The only thoughts that have occurred to are these:
1. Warren is, of course, right. But SF Writers saying they don’t do prediction is like Leonard Nimoy saying he’s not Spock. It’s factually true, but it’s not culturally or emotionally true. It’s not true enough to overturn the fact that we take them as predicitions, however they actually generate them. And we want predictions.
2. The SF I really like (recently: Makers or The Caryatids, eternally: Neuromancer or Planetary) shows me a world I can believe in and imagine being in. They’re worlds full of recognisable people, however much they’re not like today’s people. And they’re worlds I can imagine building. Sort of. When there’s an absence of those worlds, set a few years off, I think culture gets a bit thinner.

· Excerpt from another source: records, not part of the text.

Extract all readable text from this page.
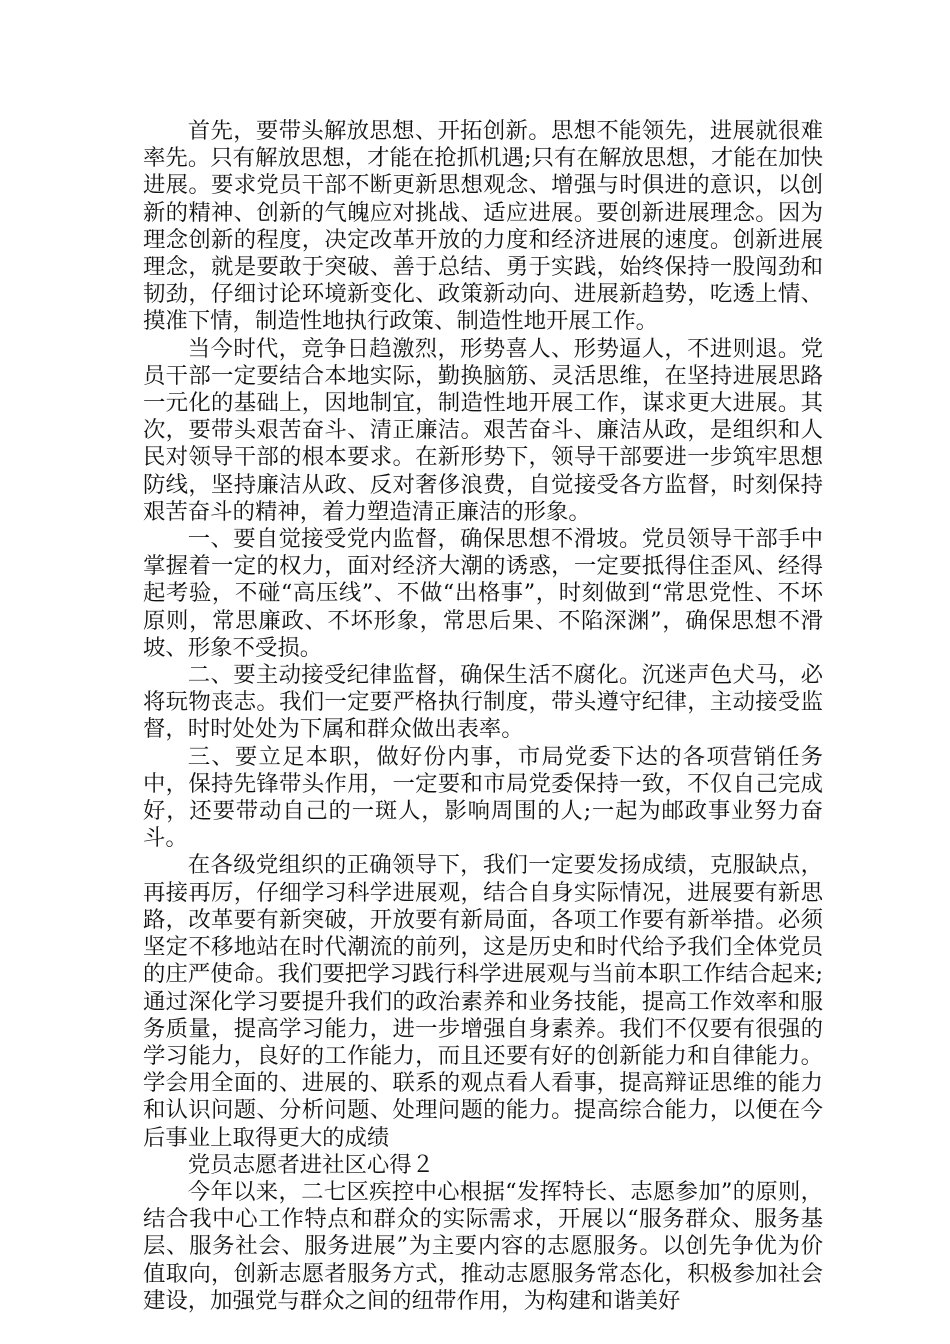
首先，要带头解放思想、开拓创新。思想不能领先，进展就很难率先。只有解放思想，才能在抢抓机遇;只有在解放思想，才能在加快进展。要求党员干部不断更新思想观念、增强与时俱进的意识，以创新的精神、创新的气魄应对挑战、适应进展。要创新进展理念。因为理念创新的程度，决定改革开放的力度和经济进展的速度。创新进展理念，就是要敢于突破、善于总结、勇于实践，始终保持一股闯劲和韧劲，仔细讨论环境新变化、政策新动向、进展新趋势，吃透上情、摸准下情，制造性地执行政策、制造性地开展工作。

当今时代，竞争日趋激烈，形势喜人、形势逼人，不进则退。党员干部一定要结合本地实际，勤换脑筋、灵活思维，在坚持进展思路一元化的基础上，因地制宜，制造性地开展工作，谋求更大进展。其次，要带头艰苦奋斗、清正廉洁。艰苦奋斗、廉洁从政，是组织和人民对领导干部的根本要求。在新形势下，领导干部要进一步筑牢思想防线，坚持廉洁从政、反对奢侈浪费，自觉接受各方监督，时刻保持艰苦奋斗的精神，着力塑造清正廉洁的形象。

一、要自觉接受党内监督，确保思想不滑坡。党员领导干部手中掌握着一定的权力，面对经济大潮的诱惑，一定要抵得住歪风、经得起考验，不碰“高压线”、不做“出格事”，时刻做到“常思党性、不坏原则，常思廉政、不坏形象，常思后果、不陷深渊”，确保思想不滑坡、形象不受损。

二、要主动接受纪律监督，确保生活不腐化。沉迷声色犬马，必将玩物丧志。我们一定要严格执行制度，带头遵守纪律，主动接受监督，时时处处为下属和群众做出表率。

三、要立足本职，做好份内事，市局党委下达的各项营销任务中，保持先锋带头作用，一定要和市局党委保持一致，不仅自己完成好，还要带动自己的一斑人，影响周围的人;一起为邮政事业努力奋斗。

在各级党组织的正确领导下，我们一定要发扬成绩，克服缺点，再接再厉，仔细学习科学进展观，结合自身实际情况，进展要有新思路，改革要有新突破，开放要有新局面，各项工作要有新举措。必须坚定不移地站在时代潮流的前列，这是历史和时代给予我们全体党员的庄严使命。我们要把学习践行科学进展观与当前本职工作结合起来;通过深化学习要提升我们的政治素养和业务技能，提高工作效率和服务质量，提高学习能力，进一步增强自身素养。我们不仅要有很强的学习能力，良好的工作能力，而且还要有好的创新能力和自律能力。学会用全面的、进展的、联系的观点看人看事，提高辩证思维的能力和认识问题、分析问题、处理问题的能力。提高综合能力，以便在今后事业上取得更大的成绩

党员志愿者进社区心得２

今年以来，二七区疾控中心根据“发挥特长、志愿参加”的原则，结合我中心工作特点和群众的实际需求，开展以“服务群众、服务基层、服务社会、服务进展”为主要内容的志愿服务。以创先争优为价值取向，创新志愿者服务方式，推动志愿服务常态化，积极参加社会建设，加强党与群众之间的纽带作用，为构建和谐美好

3. I bet this somehow connects to ideas about Design Fiction, Gear Porn and Concept Products. Our fictional itch is being scratched by actual technology companies but they’re not that good at it. (Not really sure about this one, might be another red herring, NOT like rugby league.)
((via @russelldavies from his post here.))
..They are not that good at it.
This remarks gets to the substance of one thing at least — technology companies are technology companies. They are burdened by an inability to think about people who are no longer concerned with feature lists and scales of things that continually go up and to the right, like the endless chase for more better and bigger or smaller.
I get Russell’s metaphor here, but maybe it goes the other way — technology companies are like mosquitoes nipping at us, causing us to itch, which feels satisfying at first but gradually becomes not such a good idea. The momentary glee of imagining a better little corner of experience that has been fictionally cast in the form of an advertisement about a new glowing thing but that lacks the integrity and honesty that most advertising lacks in that it’s just the vision of some marketing wonk who has no connection to the principles and logics that are embedded in the design and engineering work. Advertising is probably the worst kind of SciFi in this regard. No integrity. No expectations that what is being presented has any relationship to possibility. Maybe SciFi as it was has switched places with advertising: Warren Ellis says SciFi does extrapolation. Advertising-as-SciFi does..what? Dishonest predicting? When it isn’t connected to the principles of the thing, when it’s just that marketing guy who dreams up a selling point, then it is certainly lacking in honesty, whatever the sincerity of that marketing guy’s dream of what he’d like.